James Tissot (1836 - 1902) "Journey of the Magi" ( 1894)

Poor Befana, condemned to walk the night for all eternity like Ahasverus or Melmoth the Wanderer, has acquired a few more sombre aspects. Sometimes, it is not the infant saviour she asks for but her child who had died in a plague. In other variants of the legend her son was slain by order of Herod the Great during the Massacre of the Innocents and a doll that once had belonged to him or a robe sewn from her wedding dress given as gifts certainly carry a somewhat melancholy tune. But she remains a friendly sort and whatever made her appear as a witch, the worst she does is leaving garlic, onion or the ubiquitous lump of coal for naughty children in Italy and in Italian communities across the world while the rest receives gifts. La Befana appeared in Italy for the first time in her current guise during the late Middle Ages and she rode either a donkey or even a broom, the one she uses to sweep the house, and became known as the Christmas Witch. However, it’s safe to assume that some older customs and aspects of the Crone and ancient deities shine through La Befana’s appearance. The story of the Triple Goddess, the Maiden, Mother and the Crone, is ages old, naturally, and often told to reflect the seasonal cycle. La Befana, the old witch, walking the night and giving gifts towards the end of the year or just around the beginning of the new might very well echo ancient customs of the Italian peninsula. Once, before the Christians and even before Rome was built on her seven hills, there was a cult among the Sabines, the ones whose women were famously abducted by Romulus, revering a goddess known as Strenua. To honour her, they gave gifts at the beginning of the New Year known as strenae and in Roman times, Strenua had her shrine and a sacred grove on the Via Sacra on Capitoline Hill and a procession on 1 January when twigs from the grove were carried up to the old citadel, somewhere near the place where the Basilica di Santa Maria in Ara coeli al Campidoglio stands since the last 1,500 years. 
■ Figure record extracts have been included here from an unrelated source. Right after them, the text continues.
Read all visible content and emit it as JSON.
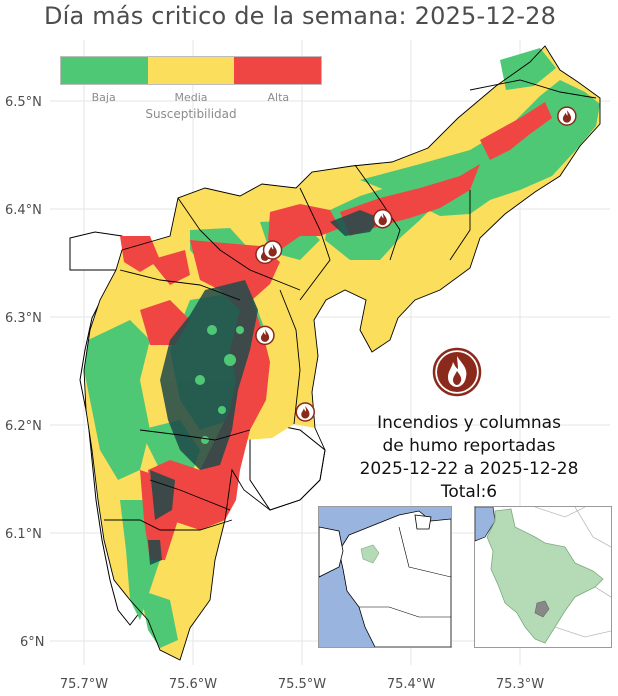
{
  "title": "Día más critico de la semana: 2025-12-28",
  "legend": {
    "title": "Susceptibilidad",
    "items": [
      {
        "label": "Baja",
        "color": "#4fc876"
      },
      {
        "label": "Media",
        "color": "#fbde5c"
      },
      {
        "label": "Alta",
        "color": "#ef4543"
      }
    ]
  },
  "axes": {
    "lon_ticks": [
      "75.7°W",
      "75.6°W",
      "75.5°W",
      "75.4°W",
      "75.3°W"
    ],
    "lat_ticks": [
      "6.5°N",
      "6.4°N",
      "6.3°N",
      "6.2°N",
      "6.1°N",
      "6°N"
    ]
  },
  "report": {
    "line1": "Incendios y columnas",
    "line2": "de humo reportadas",
    "line3": "2025-12-22 a 2025-12-28",
    "line4": "Total:6"
  },
  "fire_points": [
    {
      "lon": -75.257,
      "lat": 6.486
    },
    {
      "lon": -75.426,
      "lat": 6.391
    },
    {
      "lon": -75.534,
      "lat": 6.358
    },
    {
      "lon": -75.527,
      "lat": 6.362
    },
    {
      "lon": -75.534,
      "lat": 6.283
    },
    {
      "lon": -75.497,
      "lat": 6.212
    }
  ],
  "colors": {
    "water": "#9ab4e0",
    "urban": "#1f4a4a",
    "fire_icon": "#8b2a1c"
  },
  "icons": {
    "fire": "fire-icon"
  }
}
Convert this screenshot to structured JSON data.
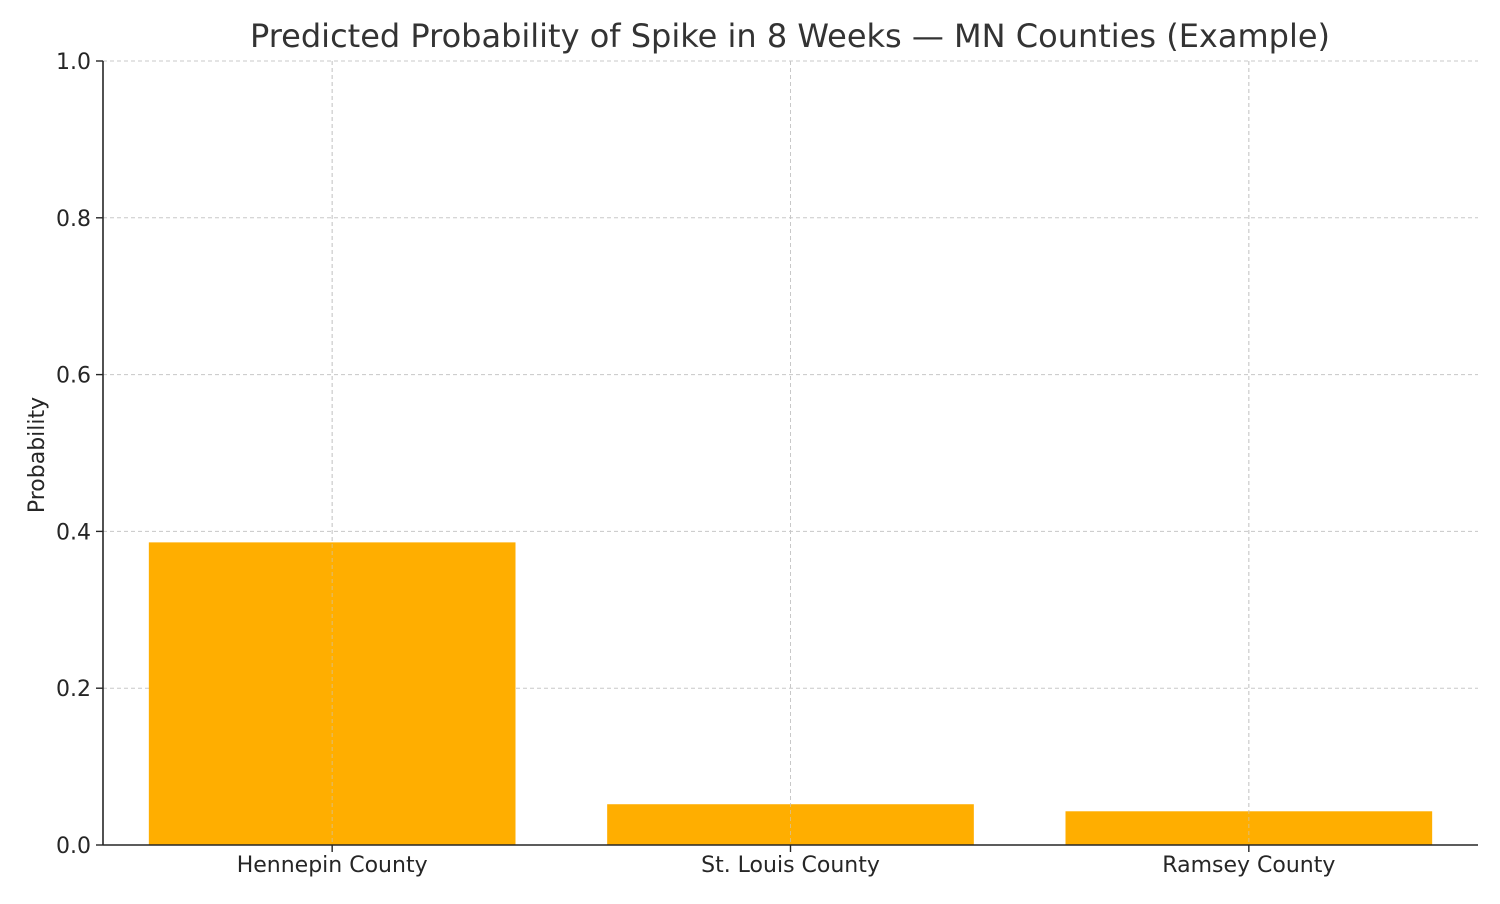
{
  "chart_data": {
    "type": "bar",
    "title": "Predicted Probability of Spike in 8 Weeks — MN Counties (Example)",
    "xlabel": "",
    "ylabel": "Probability",
    "categories": [
      "Hennepin County",
      "St. Louis County",
      "Ramsey County"
    ],
    "values": [
      0.386,
      0.052,
      0.043
    ],
    "ylim": [
      0,
      1.0
    ],
    "yticks": [
      "0.0",
      "0.2",
      "0.4",
      "0.6",
      "0.8",
      "1.0"
    ],
    "grid": true,
    "bar_color": "#FFAE00",
    "legend": null
  }
}
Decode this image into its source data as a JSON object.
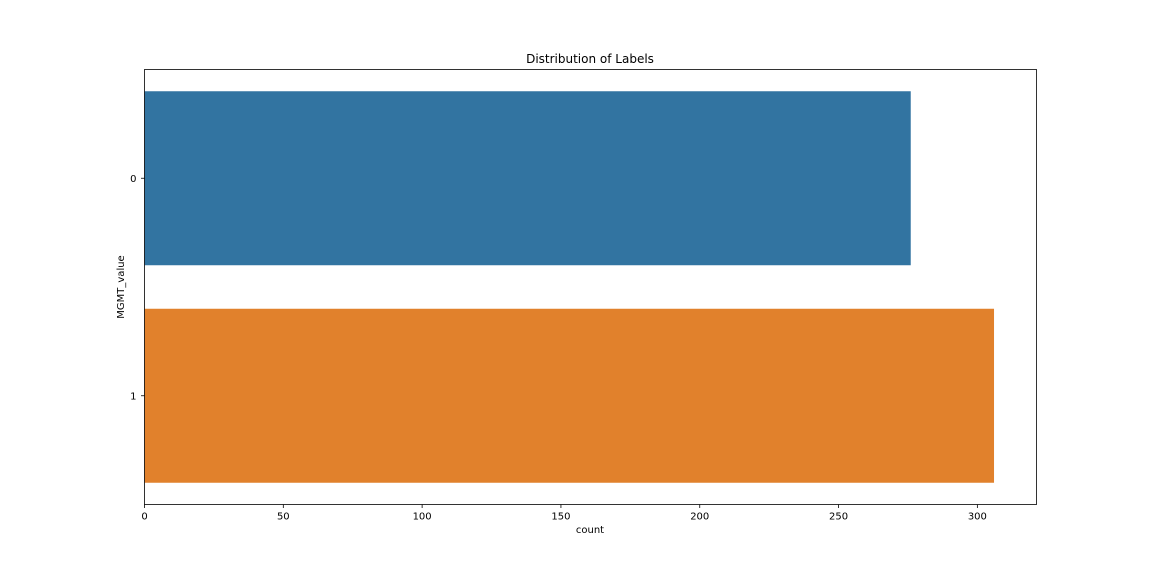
{
  "chart_data": {
    "type": "bar",
    "orientation": "horizontal",
    "title": "Distribution of Labels",
    "xlabel": "count",
    "ylabel": "MGMT_value",
    "categories": [
      "0",
      "1"
    ],
    "values": [
      276,
      306
    ],
    "xlim": [
      0,
      321.3
    ],
    "xticks": [
      0,
      50,
      100,
      150,
      200,
      250,
      300
    ],
    "grid": false,
    "colors": [
      "#3274a1",
      "#e1812c"
    ]
  }
}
A Perchten mask from Austria

And who knows, maybe the witchy part of La Befana was blown across the Alps from the snowy north with the Tramontane and the Goths, Lombards and the rallying cry “Wibbelingen!”, Waiblingen in Swabia, of the Ghibellines. And up there, in the cradle of the Tramonate in the mountains and on the upper reaches of the River Rhine, where once the Alemanni and Suebi gathered, the goddess Bertha or Perchta roamed through the nights during the twelve days between Christmas and Epiphany and found out whether children were naughty or nice. Sweets or coal, however, were not to be found in the arsenal of a walker of the Rauhnächte, the rough nights, rooting back to the Dark Ages. Perchta would leave hard cash, a silver coin, in the shoes of well-behaved little ones, whatever that meant in the 8th century. Those who weren’t got their bellies slit, their guts eaten and their abdominal cavity stuffed with straw. By the end of the Middle Ages, the custom to leave food and drink during the Rauhnächte for Frau Perchta was condemned in Austria and Southern Germany and the Perchtenläufe, display processions with people wearing masks and costumes not unlike that of Krampus, were banned well until the folklore revivals of the 19th century. Italy, though, maintained the more gentle customs of La Befana and in one version of the story, she even finds the Christ child, gives him her gifts and he blessed her with a smile.